Interfaces and libraries

Interfaces

An interface is a contract sugar type with restrictions. This type cannot be instantiated; it can only define the functions prototypes for a contract. This is useful as a generic interface.

interface operator {
    function op1(int32 a, int32 b) external returns (int32);
    function op2(int32 a, int32 b) external returns (int32);
}

contract ferqu {
    operator op;

    constructor(bool do_adds) {
        if (do_adds) {
            op = new m1();
        } else {
            op = new m2();
        }
    }

    function x(int32 b) public returns (int32) {
        return op.op1(102, b);
    }
}

contract m1 is operator {
    function op1(int32 a, int32 b) public override returns (int32) {
        return a + b;
    }

    function op2(int32 a, int32 b) public override returns (int32) {
        return a - b;
    }
}

contract m2 is operator {
    function op1(int32 a, int32 b) public override returns (int32) {
        return a * b;
    }

    function op2(int32 a, int32 b) public override returns (int32) {
        return a / b;
    }
}
  • Interfaces can only have other interfaces as a base contract

  • All functions must the external visibilty

  • No constructor can be declared

  • No contract storage variables can exist (however constants are allowed)

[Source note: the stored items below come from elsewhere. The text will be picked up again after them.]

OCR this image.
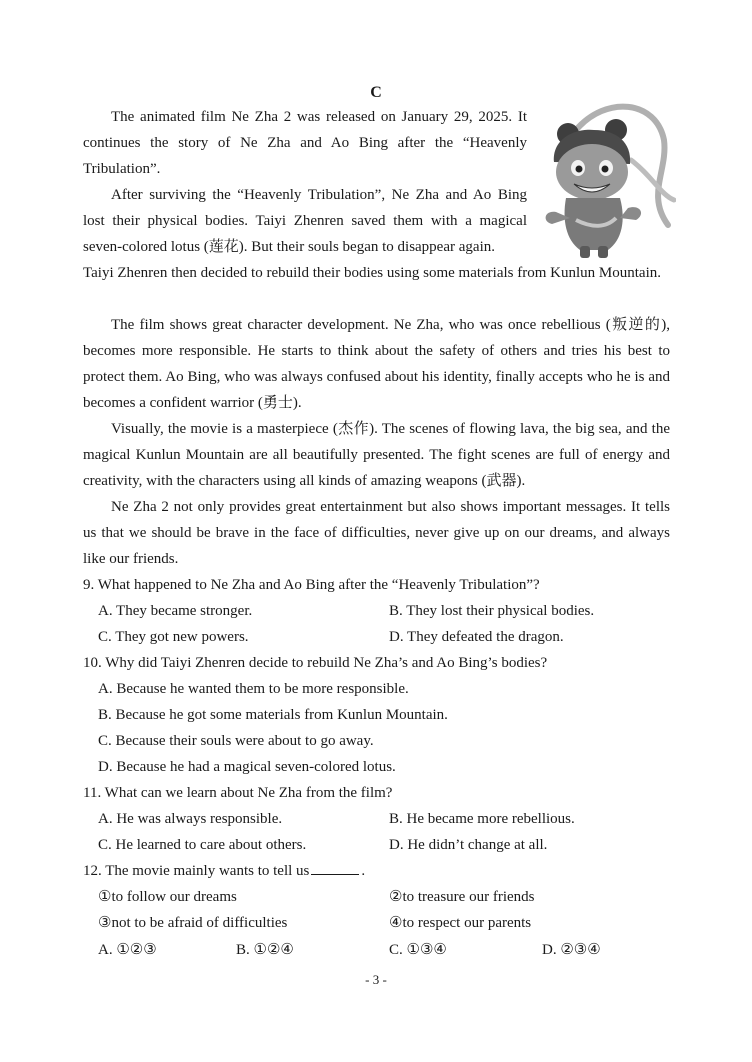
C

The animated film Ne Zha 2 was released on January 29, 2025. It continues the story of Ne Zha and Ao Bing after the “Heavenly Tribulation”.

After surviving the “Heavenly Tribulation”, Ne Zha and Ao Bing lost their physical bodies. Taiyi Zhenren saved them with a magical seven-colored lotus (莲花). But their souls began to disappear again.

Taiyi Zhenren then decided to rebuild their bodies using some materials from Kunlun Mountain.

The film shows great character development. Ne Zha, who was once rebellious (叛逆的), becomes more responsible. He starts to think about the safety of others and tries his best to protect them. Ao Bing, who was always confused about his identity, finally accepts who he is and becomes a confident warrior (勇士).

Visually, the movie is a masterpiece (杰作). The scenes of flowing lava, the big sea, and the magical Kunlun Mountain are all beautifully presented. The fight scenes are full of energy and creativity, with the characters using all kinds of amazing weapons (武器).

Ne Zha 2 not only provides great entertainment but also shows important messages. It tells us that we should be brave in the face of difficulties, never give up on our dreams, and always like our friends.

9. What happened to Ne Zha and Ao Bing after the “Heavenly Tribulation”?

A. They became stronger.	B. They lost their physical bodies.

C. They got new powers.	D. They defeated the dragon.

10. Why did Taiyi Zhenren decide to rebuild Ne Zha’s and Ao Bing’s bodies?

A. Because he wanted them to be more responsible.

B. Because he got some materials from Kunlun Mountain.

C. Because their souls were about to go away.

D. Because he had a magical seven-colored lotus.

11. What can we learn about Ne Zha from the film?

A. He was always responsible.	B. He became more rebellious.

C. He learned to care about others.	D. He didn’t change at all.

12. The movie mainly wants to tell us	.

①to follow our dreams	②to treasure our friends

③not to be afraid of difficulties	④to respect our parents

A. ①②③	B. ①②④	C. ①③④	D. ②③④

- 3 -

  • No function can have a body or implementation

Libraries

Libraries are a special type of contract which can be reused in multiple contracts. Functions declared in a library can be called with the library.function() syntax. When the library has been imported or declared, any contract can use its functions simply by using its name.

contract test {
    function foo(uint64 x) public pure returns (uint64) {
        return ints.max(x, 65536);
    }
}

library ints {
    function max(uint64 a, uint64 b) public pure returns (uint64) {
        return a > b ? a : b;
    }
}

When writing libraries there are restrictions compared to contracts:

  • A library cannot have constructors, fallback or receive function

  • A library cannot have base contracts

  • A library cannot be a base contract

  • A library cannot have virtual or override functions

  • A library cannot have payable functions

Note

When using the Ethereum Foundation Solidity compiler, library are a special contract type and libraries are called using delegatecall. Parity Substrate has no delegatecall functionality so Solang statically links the library calls into your contract code. This does make for larger contract code, however this reduces the call overhead and make it possible to do compiler optimizations across library and contract code.

Library Using For

Libraries can be used as method calls on variables. The type of the variable needs to be bound to the library, and the type of the first parameter of the function of the library must match the type of a variable.

contract test {
    using lib for int32[100];

    int32[100] bar;

    function foo() public returns (int64) {
        bar.set(10, 571);
    }
}

library lib {
    function set(int32[100] storage a, uint index, int32 val) internal {
        a[index] = val;
    }
}

The syntax using library for Type ; is the syntax that binds the library to the type. This must be specified on the contract. This binds library lib to any variable with type int32[100]. As a result of this, any method call on a variable of type int32[100] will be matched to library lib.

For the call to match, the first argument of the function must match the variable; note that here, bar is of type storage, since all contract variables are implicitly storage.

There is an alternative syntax using library for *; which binds the library functions to any variable that will match according to these rules.